Años después, los especialistas vieron que las recomendaciones debían apuntar hacia otro lado, y qué mejor con lo que las personas hacen a diario desde niñas: comer.

Aunque algunos alimentos tienen ácido fólico, como el frijol, las naranjas y las verduras de hojas verdes, esto no es suficiente. Se acordó entonces fortificar alimentos que fueran de alto consumo en cada país para eso.

Cáceres subrayó que Costa Rica fue pionera en el tema, pero, además, las regulaciones son rigurosas para mantenerlo así. El primer paso se dio en 1997, cuando el Instituto Costarricense de Investigación y Enseñanza en Nutrición y Salud (Inciensa) fortificó la harina de trigo con ácido fólico.

“Se comenzó con eso porque en Costa Rica, a diferencia de otros países de la región, se consumía más harina de trigo que de maíz. Se comía más pan que tortilla. Se fortificó el pan y todos los derivados de la harina del trigo”, rememoró el neurocirujano.

Antes de la entrada en vigencia de esa normativa, el 25% de las mujeres en edad fértil tenían deficiencia de folato. Luego de iniciado la fortificación también bajó la deficiencia a menos de 3%.

“Los casos de espina bífida bajaron dramáticamente y los que se veían eran más leves”, comentó Cáceres.

Cinco años después, en 2002, le siguió la fortificación del azúcar, los lácteos y el arroz.

Inciensa se encarga de monitorear perfectamente y otros productos fortificados tengan el nivel indicado.

“Lo que llega importado de otro país se desempaca, se fortifica y se devuelve”, aclaró.

“De países de todo el mundo nos preguntan cómo hicimos. Costa Rica se volvió un ejemplo. La industria lo ve como un estándar de calidad”, aseguró el neurocirujano.

Cáceres enfatizó que esto no ha llevado a cero el nacimiento de niños con espina bífida, pues ahí también entran otros factores, como la genética o problemas metabólicos que dificultan la absorción del folato. Según explicó, por año se ven entre 30 y 35 menores, a los que él les da seguimiento desde el Hospital Nacional de Niños durante toda su infancia.

“Antes se veía mucho más del doble de casos y eran mucho más severos. Ahora sí, tienen sus discapacidades, pero su calidad de vida también es mayor”, enfatizó el médico.

El especialista señaló que el folato tiene también otros puntos importantes de nuestra salud. Ayuda con la reparación del ADN, con el procesamiento de amionácidos y le da energía al cuerpo.

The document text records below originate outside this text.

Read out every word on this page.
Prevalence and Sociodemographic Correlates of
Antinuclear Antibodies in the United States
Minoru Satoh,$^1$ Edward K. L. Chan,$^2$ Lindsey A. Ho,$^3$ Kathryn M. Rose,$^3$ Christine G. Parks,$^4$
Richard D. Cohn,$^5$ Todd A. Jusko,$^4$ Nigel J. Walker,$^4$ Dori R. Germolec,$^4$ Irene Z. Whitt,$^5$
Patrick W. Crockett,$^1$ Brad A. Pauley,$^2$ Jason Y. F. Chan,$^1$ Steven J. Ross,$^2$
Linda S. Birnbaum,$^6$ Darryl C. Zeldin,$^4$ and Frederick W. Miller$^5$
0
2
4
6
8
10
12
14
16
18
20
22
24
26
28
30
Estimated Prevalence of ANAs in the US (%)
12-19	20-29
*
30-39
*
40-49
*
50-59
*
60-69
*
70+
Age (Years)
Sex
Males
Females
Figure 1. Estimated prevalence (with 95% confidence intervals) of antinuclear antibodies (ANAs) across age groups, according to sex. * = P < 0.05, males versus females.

“En países donde la regulación no es tan rigurosa, los DTN no solo son más, también son más graves. La Asamblea de Naciones Unidas busca no solo que cada país tenga fortificados los alimentos de mayor consumo, también de que las regulaciones se encarguen de velar porque sí se cumpla”, concluyó el especialista.

También hay otros DTN, como la anencefalia, en la cual el bebé nace sin partes de su encéfalo y cráneo. Según la Organización Mundial de la Salud (OMS), este tipo de defectos de nacimiento se producen muy temprano en el embarazo (cerca de la tercera o cuarta semana), con frecuencia antes de que la mujer sepa que está embarazada.